A diferencia de quienes conspiran con armas en la mano, Saab no llevaba fusiles sino documentos de compra de medicinas. Sin embargo, fue detenido ilegalmente, incomunicado, torturado, extraditado y enfrentó un secuestro, violatorio del derecho internacional. El objetivo era castigar a Venezuela por intentar proteger a su pueblo. Las detenciones de venezolanos en El Salvador violan de forma flagrante múltiples tratados ratificados por ese país, como: Pacto Internacional de Derechos Civiles y Políticos (PIDCP); Convención Americana sobre Derechos Humanos (Pacto de San José); Convención contra la Tortura de la ONU; Convención de Viena sobre Relaciones Consulares; Convención Internacional sobre Trabajadores Migratorios; Convenio 143 de la OIT.

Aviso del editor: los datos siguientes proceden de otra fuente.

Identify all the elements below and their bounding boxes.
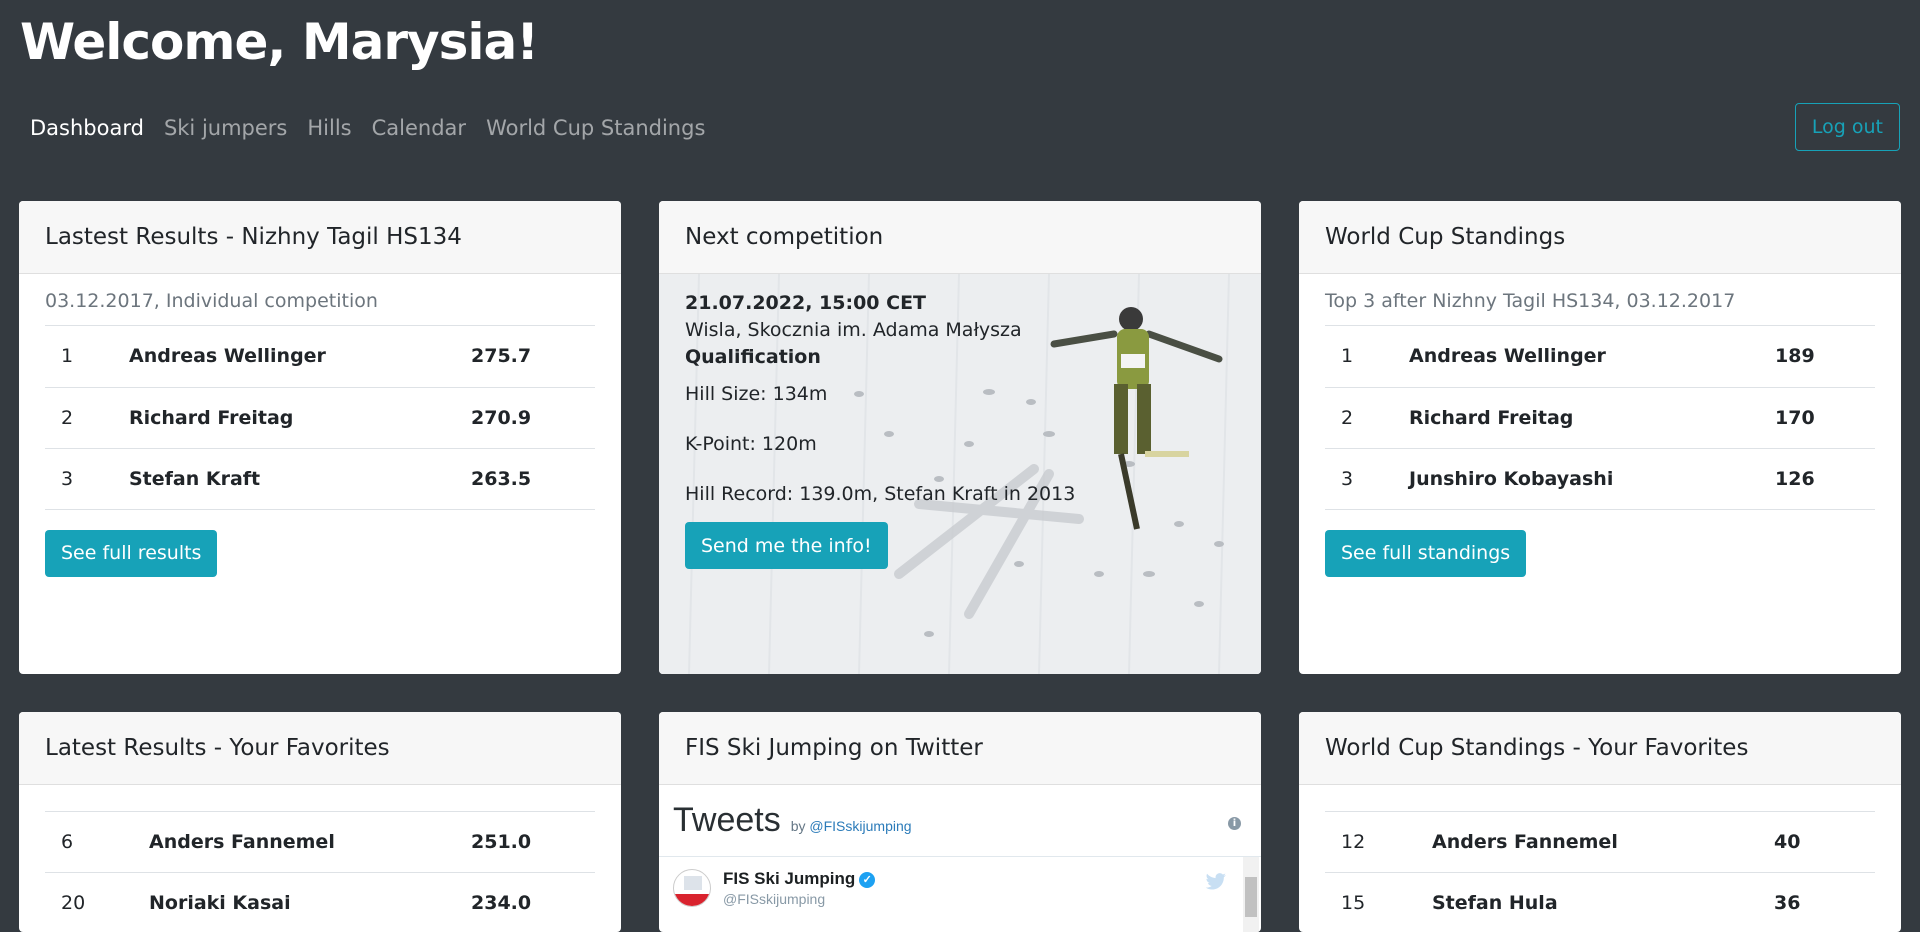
k-point: K-Point: 120m bbox=[685, 431, 1235, 458]
score-cell: 275.7 bbox=[471, 326, 595, 387]
name-cell: Anders Fannemel bbox=[1432, 812, 1774, 873]
tweets-by-prefix: by bbox=[791, 818, 806, 834]
next-competition-body: 21.07.2022, 15:00 CET Wisla, Skocznia im… bbox=[659, 274, 1261, 674]
name-cell: Junshiro Kobayashi bbox=[1409, 448, 1775, 509]
table-row: 1 Andreas Wellinger 189 bbox=[1325, 326, 1875, 387]
table-row: 3 Stefan Kraft 263.5 bbox=[45, 448, 595, 509]
table-row: 6 Anders Fannemel 251.0 bbox=[45, 812, 595, 873]
verified-badge-icon: ✓ bbox=[859, 872, 875, 888]
nav-calendar[interactable]: Calendar bbox=[362, 116, 476, 140]
name-cell: Noriaki Kasai bbox=[149, 873, 471, 932]
fis-logo-icon bbox=[674, 870, 711, 907]
name-cell: Andreas Wellinger bbox=[129, 326, 471, 387]
nav-ski-jumpers[interactable]: Ski jumpers bbox=[154, 116, 297, 140]
table-row: 15 Stefan Hula 36 bbox=[1325, 873, 1875, 932]
nav-world-cup-standings[interactable]: World Cup Standings bbox=[476, 116, 715, 140]
nav-dashboard[interactable]: Dashboard bbox=[20, 116, 154, 140]
rank-cell: 1 bbox=[1325, 326, 1409, 387]
table-row: 3 Junshiro Kobayashi 126 bbox=[1325, 448, 1875, 509]
avatar[interactable] bbox=[673, 869, 711, 907]
tweet-account-handle[interactable]: @FISskijumping bbox=[723, 891, 875, 907]
favorites-results-table: 6 Anders Fannemel 251.0 20 Noriaki Kasai… bbox=[45, 811, 595, 932]
table-row: 20 Noriaki Kasai 234.0 bbox=[45, 873, 595, 932]
world-cup-standings-title: World Cup Standings bbox=[1299, 201, 1901, 274]
latest-results-subtitle: 03.12.2017, Individual competition bbox=[45, 290, 595, 326]
table-row: 2 Richard Freitag 270.9 bbox=[45, 387, 595, 448]
latest-results-card: Lastest Results - Nizhny Tagil HS134 03.… bbox=[19, 201, 621, 674]
name-cell: Anders Fannemel bbox=[149, 812, 471, 873]
nav-hills[interactable]: Hills bbox=[297, 116, 361, 140]
competition-datetime: 21.07.2022, 15:00 CET bbox=[685, 290, 1235, 317]
rank-cell: 2 bbox=[45, 387, 129, 448]
score-cell: 270.9 bbox=[471, 387, 595, 448]
rank-cell: 12 bbox=[1325, 812, 1432, 873]
tweet-account-name[interactable]: FIS Ski Jumping bbox=[723, 869, 855, 888]
name-cell: Stefan Hula bbox=[1432, 873, 1774, 932]
next-competition-title: Next competition bbox=[659, 201, 1261, 274]
rank-cell: 3 bbox=[45, 448, 129, 509]
table-row: 12 Anders Fannemel 40 bbox=[1325, 812, 1875, 873]
latest-results-table: 1 Andreas Wellinger 275.7 2 Richard Frei… bbox=[45, 326, 595, 510]
name-cell: Richard Freitag bbox=[1409, 387, 1775, 448]
tweets-heading: Tweets bbox=[673, 801, 781, 840]
points-cell: 189 bbox=[1775, 326, 1875, 387]
hill-size: Hill Size: 134m bbox=[685, 381, 1235, 408]
points-cell: 36 bbox=[1774, 873, 1875, 932]
favorites-results-card: Latest Results - Your Favorites 6 Anders… bbox=[19, 712, 621, 932]
info-icon[interactable]: i bbox=[1228, 817, 1241, 830]
tweets-by-label: by @FISskijumping bbox=[791, 818, 912, 834]
name-cell: Stefan Kraft bbox=[129, 448, 471, 509]
points-cell: 40 bbox=[1774, 812, 1875, 873]
rank-cell: 15 bbox=[1325, 873, 1432, 932]
world-cup-standings-subtitle: Top 3 after Nizhny Tagil HS134, 03.12.20… bbox=[1325, 290, 1875, 326]
twitter-bird-icon[interactable] bbox=[1205, 873, 1227, 891]
see-full-results-button[interactable]: See full results bbox=[45, 530, 217, 577]
world-cup-standings-table: 1 Andreas Wellinger 189 2 Richard Freita… bbox=[1325, 326, 1875, 510]
twitter-handle-link[interactable]: @FISskijumping bbox=[809, 818, 911, 834]
hill-record: Hill Record: 139.0m, Stefan Kraft in 201… bbox=[685, 481, 1235, 508]
favorites-standings-card: World Cup Standings - Your Favorites 12 … bbox=[1299, 712, 1901, 932]
see-full-standings-button[interactable]: See full standings bbox=[1325, 530, 1526, 577]
points-cell: 126 bbox=[1775, 448, 1875, 509]
latest-results-title: Lastest Results - Nizhny Tagil HS134 bbox=[19, 201, 621, 274]
rank-cell: 1 bbox=[45, 326, 129, 387]
welcome-heading: Welcome, Marysia! bbox=[20, 10, 538, 74]
competition-type: Qualification bbox=[685, 344, 1235, 371]
favorites-standings-title: World Cup Standings - Your Favorites bbox=[1299, 712, 1901, 785]
tweets-scrollbar[interactable] bbox=[1243, 857, 1259, 932]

Además, podrían configurarse crímenes de lesa humanidad conforme al Artículo 7 del Estatuto de Roma de la Corte Penal Internacional, que tipifica como tales la privación grave de la libertad física en violación de normas fundamentales del derecho internacional, la persecución de un grupo nacional y la deportación forzosa, cuando se cometen como parte de un ataque sistemático contra una población civil. Frente a estas violaciones, el Estado venezolano no puede permanecer inmóvil. Tiene el derecho, y el deber, de denunciar estos hechos ante organismos internacionales, incluso la Corte Internacional de Justicia y la Corte Penal Internacional.
Mientras algunos levantan cárceles como símbolo de fuerza, otros levantan principios como símbolo de dignidad. Venezuela, pese al asedio, ha defendido su soberanía, sus instituciones, y ha buscado preservar el bienestar de su pueblo incluso cuando ha sido condenado por hacerlo. Hoy, la comunidad internacional debe decidir si seguirá tolerando que se apliquen estándares distintos según conveniencia geopolítica. Porque lo que ocurre en el CECOT no es seguridad: es castigo extralegal al mejor es lo de los criminales que dicen rechazar.